The right decisions are not always the best ones, explains Penny Streeter, founder of Ambition 24. The company provides nurses and carers on a last-minute basis and has a turnover of over £50 million.

I learnt early on that doing what was right was not always best. I was made redundant in the 80s and decided to start my own business, but my first attempt failed. I had good people advising me — so many Business Link-type ventures giving me advice that I had it coming out of my ears! But none of it worked.

So when I started Ambition 24 I made a decision to never be beholden to a bank or a business adviser – also my credit scoring was not looking so good!

As a leader you have to take the plunge – even though what you are doing may seem ludicrous. To make the best decisions, you have to recognise opportunities and plan for the long-term. The way we operate as a recruitment company is very bizarre. We split our booking and registration process, with the registrations on the ground floor and the bookings on the top floor, as I feel these two areas need to be separated.

Related: Why managers should use inherent biases to make better decisions

It wasn’t the right decision to make when we started as it was not a good use of resources, and stretched us, but I felt that it was important to not have the same person interviewing and then placing you as you can form very personal views. It meant that we were recognised very early on for quality service.

Follow your vision

I also learnt that if you have a vision in your mind, it’s critical to build to it, however ludicrous it may seem from the start, and in spite of what people who know better might tell you.

We moved into our current building when there were five of us and occupied 5,000 square feet. The agent kept saying it wasn’t suitable or cost-effective but I had the vision of our growth so I took the decision to ignore the advice. I had that space filled within the year. Now we are approaching 190 employees and have taken over the whole building.

But what I’ve thought was best hasn’t always been right. I took on my first two members of staff in 1997 and they are still with me today – but at one point they were the only two out of 80 who stayed. When it came to training staff, my tack used to be: watch and if you can’t do it after seeing it done, then you can’t do it. But sometimes you can’t lead by example or by a set way of doing things – you have to take a risk.

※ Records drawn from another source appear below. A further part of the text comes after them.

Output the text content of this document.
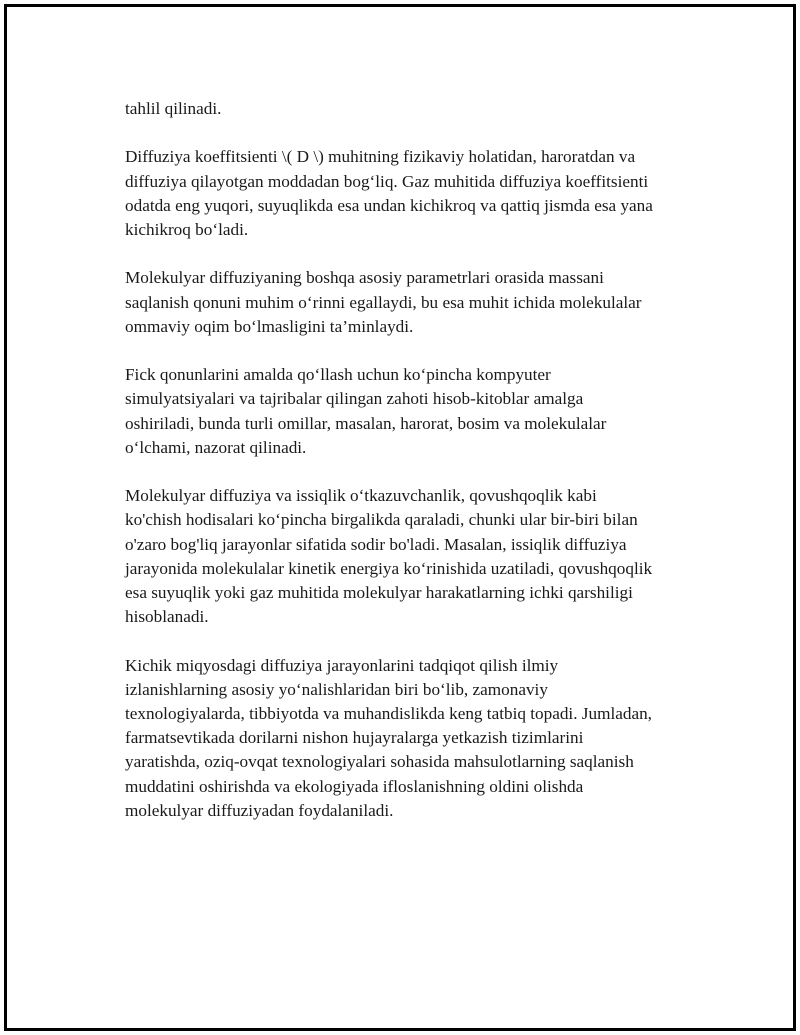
tahlil qilinadi.

Diffuziya koeffitsienti \( D \) muhitning fizikaviy holatidan, haroratdan va
diffuziya qilayotgan moddadan bog‘liq. Gaz muhitida diffuziya koeffitsienti
odatda eng yuqori, suyuqlikda esa undan kichikroq va qattiq jismda esa yana
kichikroq bo‘ladi.

Molekulyar diffuziyaning boshqa asosiy parametrlari orasida massani
saqlanish qonuni muhim o‘rinni egallaydi, bu esa muhit ichida molekulalar
ommaviy oqim bo‘lmasligini ta’minlaydi.

Fick qonunlarini amalda qo‘llash uchun ko‘pincha kompyuter
simulyatsiyalari va tajribalar qilingan zahoti hisob-kitoblar amalga
oshiriladi, bunda turli omillar, masalan, harorat, bosim va molekulalar
o‘lchami, nazorat qilinadi.

Molekulyar diffuziya va issiqlik o‘tkazuvchanlik, qovushqoqlik kabi
ko'chish hodisalari ko‘pincha birgalikda qaraladi, chunki ular bir-biri bilan
o'zaro bog'liq jarayonlar sifatida sodir bo'ladi. Masalan, issiqlik diffuziya
jarayonida molekulalar kinetik energiya ko‘rinishida uzatiladi, qovushqoqlik
esa suyuqlik yoki gaz muhitida molekulyar harakatlarning ichki qarshiligi
hisoblanadi.

Kichik miqyosdagi diffuziya jarayonlarini tadqiqot qilish ilmiy
izlanishlarning asosiy yo‘nalishlaridan biri bo‘lib, zamonaviy
texnologiyalarda, tibbiyotda va muhandislikda keng tatbiq topadi. Jumladan,
farmatsevtikada dorilarni nishon hujayralarga yetkazish tizimlarini
yaratishda, oziq-ovqat texnologiyalari sohasida mahsulotlarning saqlanish
muddatini oshirishda va ekologiyada ifloslanishning oldini olishda
molekulyar diffuziyadan foydalaniladi.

You can find people’s skills

I’ve learnt that I won’t get the best out of my staff or retain them that way. I now believe you can never invest too much in training your staff and in constantly revalidating this. You can instil a vision in the company but it gets diluted if you have no contact with your employees. Sometimes you have to take a risk and draw down people’s skills.

I realised I could get people in who didn’t have the skills but who could in the long-term add a great deal to the company. Some of our employees have gone on to train as carers and nurses.

But you have to know which opportunities are going to pay off in the long-term and have conviction in them to see them through. It’s about balancing risk and reward. Three years ago we were recognised as the fastest growing private company in the UK, and this was when we only had five branches. This begs the question – why not expand, but we wanted to make sure the company had stability. We have recently opened our nineteenth branch.

And at the end of the day, it’s not about how many mistakes you make, but how quickly you react to them.’